Some white men beat themselves up because of it, but a lot more white men do what everyone does when they’re attacked, they dig their heels in. The greatest help to neo-nazis and white supremacists, especially in a country and at a time when immigration is such a hot topic,  is social justice warriors hammering white males at every opportunity for their own failure to adapt to western society. The social justice warriors, in their racist diatribes are making racism acceptable.

Therefore I regard them as being as dangerous, if not more dangerous than neo-nazis and white supremacists because they can get their ideas published and distributed to a mass audience in a way that neo-nazis and white supremacists could only dream of and with far bigger impact. If you tell people that they should be racist they resist it, if you tell someone that other racial groups are out to remove them from their own cultural institutions, and universities to the west are what mosques are to the Arabs, centres of cultural propagation, then people will fight back.

I’m not sure I want to be around to see that.

.

Sing, O goddess, the anger of Achilles son of Peleus, that brought countless ills upon the Achaeans……

Men getting ratty over women is at least as ancient as literature, isn’t it?

I find that I’m still ragingly angry about the India situation. Okay, she’s a free agent, she can do what she wants. B on the other hand has a history of just deciding friendship doesn’t really matter whenever his dick is twitching. The fact that he’s trying it on with Dakota annoys me. What kind of mentality is it where you can say “Yeah, you’re my bro, I love you like a brother, oh by the way I banged the girl you love, I hope we’re still cool”. It’s not just insensitive, it’s retarded. It’s weighing up a fuckig close friend, or a quick shag and deciding the quick shag is worth more.

Plato tried the same thing a couple of years back when he split with his gf. Dakota raises her eyebrow at me in the way that only she can and says “Has Plato just split with his gf” and I confirmed it and she says, “I thought so, he’s sent me like eight messages in the past two days, none of which I’ve replied to”.

So I’m like, what the fuck is this all about? I wouldn’t do that. I wouldn’t try anything on with a woman my mate had any interest in, I just wouldn’t. There are no circumstances where it would be worth it as I see it. There are no circumstances where this rationally makes any kind of sense. There are no circumstances where this ends well and also there’s that thing where you have to look in the mirror and know that you’re the kind of person that screws your mates over and, you know something? I like myself too much to do that. I like being the guy that has higher principles than getting my dick wet.

While I was contemplating this in the shower it suddenly dawned on me, running mentally through the women that I’ve slept with that I’ve actually chased remarkably few of them; they come to me, like India. Certainly I’m not like B who basically trawls bars looking for drunk women to take back to his place or pesters his mates for weeks……actually full story:

B one day, after years of the Tuesday drinking club, asks why he isn’t invited. I point out that it’s open to anyone really. My gut feeling tells me that this is all about India and sure enough one night I’m out with him and another mate and B brings up the fact that he hasn’t been invited again and says to our mate, “It’s because he’s afraid that I’m going to cock block him with India” and at the time I had a think about and concluded that was pretty much it. I knew full well that if he could get in a situation where he could buy India a load of booze and then bang her he would.
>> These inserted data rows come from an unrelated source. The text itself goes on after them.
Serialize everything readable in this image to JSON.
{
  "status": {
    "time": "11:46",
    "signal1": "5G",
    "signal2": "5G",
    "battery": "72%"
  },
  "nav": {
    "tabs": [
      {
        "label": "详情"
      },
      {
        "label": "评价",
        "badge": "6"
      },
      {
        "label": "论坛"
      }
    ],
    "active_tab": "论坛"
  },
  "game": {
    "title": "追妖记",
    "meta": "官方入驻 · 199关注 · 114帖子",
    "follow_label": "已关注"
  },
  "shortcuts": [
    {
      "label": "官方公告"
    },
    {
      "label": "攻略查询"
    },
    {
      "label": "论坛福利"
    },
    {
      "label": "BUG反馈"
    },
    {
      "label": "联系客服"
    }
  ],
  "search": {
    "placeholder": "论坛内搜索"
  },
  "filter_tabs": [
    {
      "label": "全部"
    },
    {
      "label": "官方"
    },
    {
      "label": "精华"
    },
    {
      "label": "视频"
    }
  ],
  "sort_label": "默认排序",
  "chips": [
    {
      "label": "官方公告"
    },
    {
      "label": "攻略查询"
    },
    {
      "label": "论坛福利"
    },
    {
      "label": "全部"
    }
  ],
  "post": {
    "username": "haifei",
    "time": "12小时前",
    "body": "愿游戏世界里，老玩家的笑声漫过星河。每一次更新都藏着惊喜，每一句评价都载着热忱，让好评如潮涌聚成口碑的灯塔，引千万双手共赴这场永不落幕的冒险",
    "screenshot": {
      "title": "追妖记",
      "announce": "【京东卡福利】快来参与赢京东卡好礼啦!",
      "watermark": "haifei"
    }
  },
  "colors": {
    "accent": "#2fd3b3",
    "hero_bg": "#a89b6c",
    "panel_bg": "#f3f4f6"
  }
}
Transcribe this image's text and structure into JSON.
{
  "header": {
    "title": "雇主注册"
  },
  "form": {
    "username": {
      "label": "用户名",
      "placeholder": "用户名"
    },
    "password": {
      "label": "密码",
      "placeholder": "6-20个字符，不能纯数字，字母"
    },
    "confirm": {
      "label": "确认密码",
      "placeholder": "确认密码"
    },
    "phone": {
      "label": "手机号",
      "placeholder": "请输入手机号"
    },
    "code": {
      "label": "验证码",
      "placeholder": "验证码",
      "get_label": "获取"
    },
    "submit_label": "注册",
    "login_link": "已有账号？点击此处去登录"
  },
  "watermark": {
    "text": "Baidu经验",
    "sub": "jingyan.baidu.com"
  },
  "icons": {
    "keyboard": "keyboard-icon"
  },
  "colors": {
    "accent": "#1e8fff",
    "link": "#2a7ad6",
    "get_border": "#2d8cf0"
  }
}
Higher me dismissed this all as paranoia, put trust in my “bro” and invited him and sure enough he’s buying round after round, shot after shot and I knew exactly what was happening.

Me though, I don’t have to get women drunk, just chatting to them for long enough works and there comes this point where they realise that sex is available, that they can trust me not to tell anyone so they feel safe and in control of  the situation and I’m not exactly harsh on the eye, I’m intelligent, apparently interesting. I end up sleeping with women who actually like me.

Speaking of which I think I’ve got a hookup sorted…………toodles.